As noted earlier, a wildcard rule path requires that a config file have one or more fields matching the path. By default, a wildcard rule will raise an error if there are no fields matching it, but there are times when we want to accept zero-or-more matches.
The following rules configure a parser for cases where we want a block with zero or more subfields:
confp.add_rule('server.upload_paths', default={})
confp.add_rule('server.upload_paths.*', optional=True)
The optional
flag on the wildcard path will cause the parser to
allow the upload_paths
block to contain no fields. The default on
the upload_paths
field will create that empty block if the field is
null. The following config file would be accepted by this parser:
server:
upload_paths:
By leaving upload_paths
null, we signal that it has been explicitly
omitted, so it is given its default value (i.e., an empty mapping).
Then, since the wildcard path for the fields within upload_paths
is
flagged as optional, that rule will be satisfied with zero fields.
The YamlConfig
object would exist but contain zero fields:
conf.server.upload_paths # <YamlConfig object at 0x[...]>
len(conf.server.upload_paths) # 0
For completeness sake, the same parser would also accept a config
file with one or more fields within upload_paths
:
server:
upload_paths:
alice: /home/alice/uploads
bob: /home/bob/public
In this case, the YamlConfig
object would contain two fields:
conf.server.upload_paths # <YamlConfig object at 0x[...]>
len(conf.server.upload_paths) # 2
set(conf.server.upload_paths) # {'alice','bob'}
This pattern—with the block taking an empty substructure as the default and the wildcard rule flagged as optional—is the recommended way to implement a parser that accepts zero-or-more fields or list elements.
In some cases, we want to stop a yamlfig parser from attempting to validate a substructure, either because the program is designed to handle whatever is beneath that value or, more often the case, the actual structure follows a complicated syntax, but the program will be passing that structure to another package, and it has its own functions for validating the input.
For example, consider an example where a program needs to pull back a list of projects from a MongoDB database. The following config file provides values that might be needed to (1) access the database, (2) reference the specific collection within the database, and (3) filter the results to only a subset of all projects, using a MongoDB query:
mongodburl: mongodb://192.168.1.200:27017/
collection: projects
filterquery: { 'is_private': { '$ne': true } }
All three fields must exist, but the filterquery
field contains a
MongoDB query as its substructure. MongoDB queries can be expressed
as JSON objects, and YAML syntax is a superset of JSON, so the query
can be expressed as JSON/YAML right within the YAML config file.

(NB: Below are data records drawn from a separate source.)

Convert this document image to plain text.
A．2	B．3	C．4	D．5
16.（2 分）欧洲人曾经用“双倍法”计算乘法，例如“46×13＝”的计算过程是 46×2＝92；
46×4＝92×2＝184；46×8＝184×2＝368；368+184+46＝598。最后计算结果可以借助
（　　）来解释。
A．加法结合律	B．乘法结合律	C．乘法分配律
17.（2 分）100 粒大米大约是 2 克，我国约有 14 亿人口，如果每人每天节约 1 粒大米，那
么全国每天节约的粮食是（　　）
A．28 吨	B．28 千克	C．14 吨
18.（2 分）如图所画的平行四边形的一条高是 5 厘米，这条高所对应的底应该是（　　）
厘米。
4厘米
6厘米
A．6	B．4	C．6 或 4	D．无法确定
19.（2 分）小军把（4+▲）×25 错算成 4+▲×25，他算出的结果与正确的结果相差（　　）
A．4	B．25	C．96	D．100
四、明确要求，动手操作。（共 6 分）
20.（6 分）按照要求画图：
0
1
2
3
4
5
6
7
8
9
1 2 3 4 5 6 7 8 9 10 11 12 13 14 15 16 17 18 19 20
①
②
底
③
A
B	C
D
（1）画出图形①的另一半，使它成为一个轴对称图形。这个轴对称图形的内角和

By default, the yamlfig parser will try to validate that object
(i.e., check whether the paths filterquery.is_private
and
filterquery.is_private['$ne']
are expected by the parser).
Configuring a confp
parser to correctly validate the syntax of an
arbitrary MongoDB query is impossible and an unnecessary waste of
complexity. As soon as the script hands the query off to MongoDB, it
is going to do a much better job of validating it.
The following parser is configured to accept the above config file:
confp.add_rule('mongodburl')
confp.add_rule('collection')
confp.add_rule('filterquery', nofollow=True)
This parser will require that a filterquery
field exists along with
the mongodburl
and collection
fields, but the nofollow
argument
ensures that it will not descend into the substructure within the
filterquery
field. No additional validation of that substructure
will take place.
The value at conf.filterquery
is a standard python dict
which can be
passed to a MongoDB find
command as-is.
conf.filterquery # {'is_private': {'$ne': True}}
As an aside, note that until this example, we have been using YAML block-structure syntax rather than JSON syntax, but there is no difference between the two formats once parsed. The config file above could have been written equivalently as follows:
mongodburl: mongodb://192.168.1.200:27017
collection: projects
filterquery:
is_private:
"$ne": true
A distinct alternative would have been to encode the MongoDB query object as a string, as in the following line:
filterquery: "{ is_private: { $ne: { true }}}"`
While a viable alternative, there are benefits to not doing so. By storing the query object as a query object, we actually do perform some syntax checking at parse time, before handing it off to MongoDB. We ensure that the brackets are balanced and the JSON is legal. We also get whatever syntax highlighting our editor provides to YAML/JSON. A string would simply be treated as a string by the yamlfig parser, and we would eventually have to invoke a JSON parser ourselves.
The nofollow
parameter really affects the handling of the value not
the field, whereas optional
and default
are parameters that affect
the handling of the field (i.e., what to do if it is omitted).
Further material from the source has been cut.